Faculty Chair, International Finance: Policy, Regulation, and Transactions
Nomura Professor of International Financial Systems, Emeritus
Hal S. Scott is the Emeritus Nomura Professor of International Financial Systems at Harvard Law School (HLS), where he taught from 1975-2018. His HLS courses were on Capital Markets Regulation, International Finance, the Payment System and Securities Regulation. He is currently an adjunct Professor of Public Policy at the Harvard Kennedy School of Government where he teaches Capital Market Regulation.
He has a B.A. from Princeton University (Woodrow Wilson School, 1965), an M.A. from Stanford University in Political Science (1967), and a J.D. from the University of Chicago Law School (1972). In 1974-1975, before joining Harvard, he clerked for Justice Byron White.

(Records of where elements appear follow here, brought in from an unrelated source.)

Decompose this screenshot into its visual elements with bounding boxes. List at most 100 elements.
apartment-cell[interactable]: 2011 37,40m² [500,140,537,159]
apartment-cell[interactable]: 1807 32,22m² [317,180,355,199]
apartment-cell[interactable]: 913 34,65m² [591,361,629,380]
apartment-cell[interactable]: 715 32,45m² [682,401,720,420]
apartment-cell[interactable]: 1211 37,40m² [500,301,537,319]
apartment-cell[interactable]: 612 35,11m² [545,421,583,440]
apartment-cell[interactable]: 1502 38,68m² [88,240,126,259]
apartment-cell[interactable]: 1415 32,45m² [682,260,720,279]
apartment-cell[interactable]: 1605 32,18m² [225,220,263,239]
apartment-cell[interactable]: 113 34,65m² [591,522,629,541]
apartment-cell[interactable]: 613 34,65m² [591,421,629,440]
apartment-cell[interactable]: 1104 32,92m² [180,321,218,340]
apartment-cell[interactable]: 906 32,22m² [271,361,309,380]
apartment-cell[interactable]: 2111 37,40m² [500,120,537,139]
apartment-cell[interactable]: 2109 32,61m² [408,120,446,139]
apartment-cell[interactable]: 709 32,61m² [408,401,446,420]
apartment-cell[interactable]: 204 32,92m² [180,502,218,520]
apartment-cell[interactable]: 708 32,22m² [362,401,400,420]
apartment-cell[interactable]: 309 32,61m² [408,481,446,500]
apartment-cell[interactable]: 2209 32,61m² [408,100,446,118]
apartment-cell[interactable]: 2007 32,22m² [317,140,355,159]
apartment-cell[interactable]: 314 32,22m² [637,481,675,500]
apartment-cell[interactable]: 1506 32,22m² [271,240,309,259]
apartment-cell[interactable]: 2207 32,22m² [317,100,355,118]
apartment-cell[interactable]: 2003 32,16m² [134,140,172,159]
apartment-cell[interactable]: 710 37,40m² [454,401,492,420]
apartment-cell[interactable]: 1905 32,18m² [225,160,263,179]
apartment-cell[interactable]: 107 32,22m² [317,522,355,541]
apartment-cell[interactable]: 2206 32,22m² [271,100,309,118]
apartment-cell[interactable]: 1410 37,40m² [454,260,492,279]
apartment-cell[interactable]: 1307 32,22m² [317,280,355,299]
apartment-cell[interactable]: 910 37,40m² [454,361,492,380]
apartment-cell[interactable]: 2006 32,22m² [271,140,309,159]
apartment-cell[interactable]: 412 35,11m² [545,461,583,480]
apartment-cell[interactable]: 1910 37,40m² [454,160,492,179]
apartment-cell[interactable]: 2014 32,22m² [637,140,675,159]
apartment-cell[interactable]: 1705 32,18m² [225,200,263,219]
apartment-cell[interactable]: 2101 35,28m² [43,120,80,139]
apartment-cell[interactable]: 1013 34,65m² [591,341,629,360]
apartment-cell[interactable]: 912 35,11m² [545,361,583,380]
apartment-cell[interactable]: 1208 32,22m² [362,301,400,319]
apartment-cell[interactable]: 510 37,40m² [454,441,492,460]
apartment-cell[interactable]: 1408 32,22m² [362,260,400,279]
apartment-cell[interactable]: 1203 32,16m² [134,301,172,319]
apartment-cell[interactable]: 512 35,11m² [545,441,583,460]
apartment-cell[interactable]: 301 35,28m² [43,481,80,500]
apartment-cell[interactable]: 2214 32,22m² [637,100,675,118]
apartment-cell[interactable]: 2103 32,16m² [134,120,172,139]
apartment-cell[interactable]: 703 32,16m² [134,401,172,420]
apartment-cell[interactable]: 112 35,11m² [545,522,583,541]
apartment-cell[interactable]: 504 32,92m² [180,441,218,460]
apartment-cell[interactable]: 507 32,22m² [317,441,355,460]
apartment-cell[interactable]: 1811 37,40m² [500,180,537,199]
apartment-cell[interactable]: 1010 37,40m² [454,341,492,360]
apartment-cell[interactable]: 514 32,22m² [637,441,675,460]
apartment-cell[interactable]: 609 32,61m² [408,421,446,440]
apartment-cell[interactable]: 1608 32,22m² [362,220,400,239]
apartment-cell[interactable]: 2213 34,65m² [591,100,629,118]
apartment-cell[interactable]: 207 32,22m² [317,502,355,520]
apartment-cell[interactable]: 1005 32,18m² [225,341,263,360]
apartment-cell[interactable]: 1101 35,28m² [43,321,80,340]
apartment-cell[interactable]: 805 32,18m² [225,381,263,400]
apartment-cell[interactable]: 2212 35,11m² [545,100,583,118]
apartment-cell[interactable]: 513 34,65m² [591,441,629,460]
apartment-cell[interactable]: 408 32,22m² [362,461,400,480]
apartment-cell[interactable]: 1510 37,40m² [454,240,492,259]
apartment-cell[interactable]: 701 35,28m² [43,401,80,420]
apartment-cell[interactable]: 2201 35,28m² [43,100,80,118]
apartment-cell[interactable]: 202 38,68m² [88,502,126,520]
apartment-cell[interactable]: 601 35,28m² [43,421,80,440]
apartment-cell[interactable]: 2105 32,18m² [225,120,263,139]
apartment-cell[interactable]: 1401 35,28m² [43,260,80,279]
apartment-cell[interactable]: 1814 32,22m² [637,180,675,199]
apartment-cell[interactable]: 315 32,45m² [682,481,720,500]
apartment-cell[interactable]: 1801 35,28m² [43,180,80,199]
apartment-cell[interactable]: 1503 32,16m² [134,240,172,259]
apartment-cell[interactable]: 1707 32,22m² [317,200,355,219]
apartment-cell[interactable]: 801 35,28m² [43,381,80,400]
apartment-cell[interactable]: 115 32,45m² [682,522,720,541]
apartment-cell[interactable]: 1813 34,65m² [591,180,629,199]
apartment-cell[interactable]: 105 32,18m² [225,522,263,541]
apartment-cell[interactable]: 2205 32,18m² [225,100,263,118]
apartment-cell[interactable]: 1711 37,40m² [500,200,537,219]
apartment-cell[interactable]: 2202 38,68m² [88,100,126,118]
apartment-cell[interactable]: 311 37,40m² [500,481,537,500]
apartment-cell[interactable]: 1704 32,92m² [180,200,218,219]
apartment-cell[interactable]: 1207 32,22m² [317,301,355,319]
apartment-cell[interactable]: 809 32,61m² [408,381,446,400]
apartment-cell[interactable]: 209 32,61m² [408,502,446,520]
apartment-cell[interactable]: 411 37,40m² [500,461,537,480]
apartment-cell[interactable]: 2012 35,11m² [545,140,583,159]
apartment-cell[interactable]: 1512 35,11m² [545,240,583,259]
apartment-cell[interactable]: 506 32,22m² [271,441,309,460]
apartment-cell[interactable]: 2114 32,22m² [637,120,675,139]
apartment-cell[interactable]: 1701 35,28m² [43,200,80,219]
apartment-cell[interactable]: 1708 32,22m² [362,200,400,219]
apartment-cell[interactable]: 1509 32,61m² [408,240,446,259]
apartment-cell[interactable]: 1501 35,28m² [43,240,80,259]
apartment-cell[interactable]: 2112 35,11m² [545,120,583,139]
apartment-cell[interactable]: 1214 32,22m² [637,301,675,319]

He is the Director of the Program on International Financial Systems (PIFS), founded in 1986, as part of Harvard Law School, which became independent in 2018. Besides doing research, the Program organizes the annual invitation-only U.S.-China, U.S.-Europe, and U.S.-Japan Symposia on Building the Financial System of the 21st Century, and special event roundtables. HLS is the non-financial sponsor or these events. In addition, PIFS partners with Executive Education at HLS in offering executive education for financial regulators.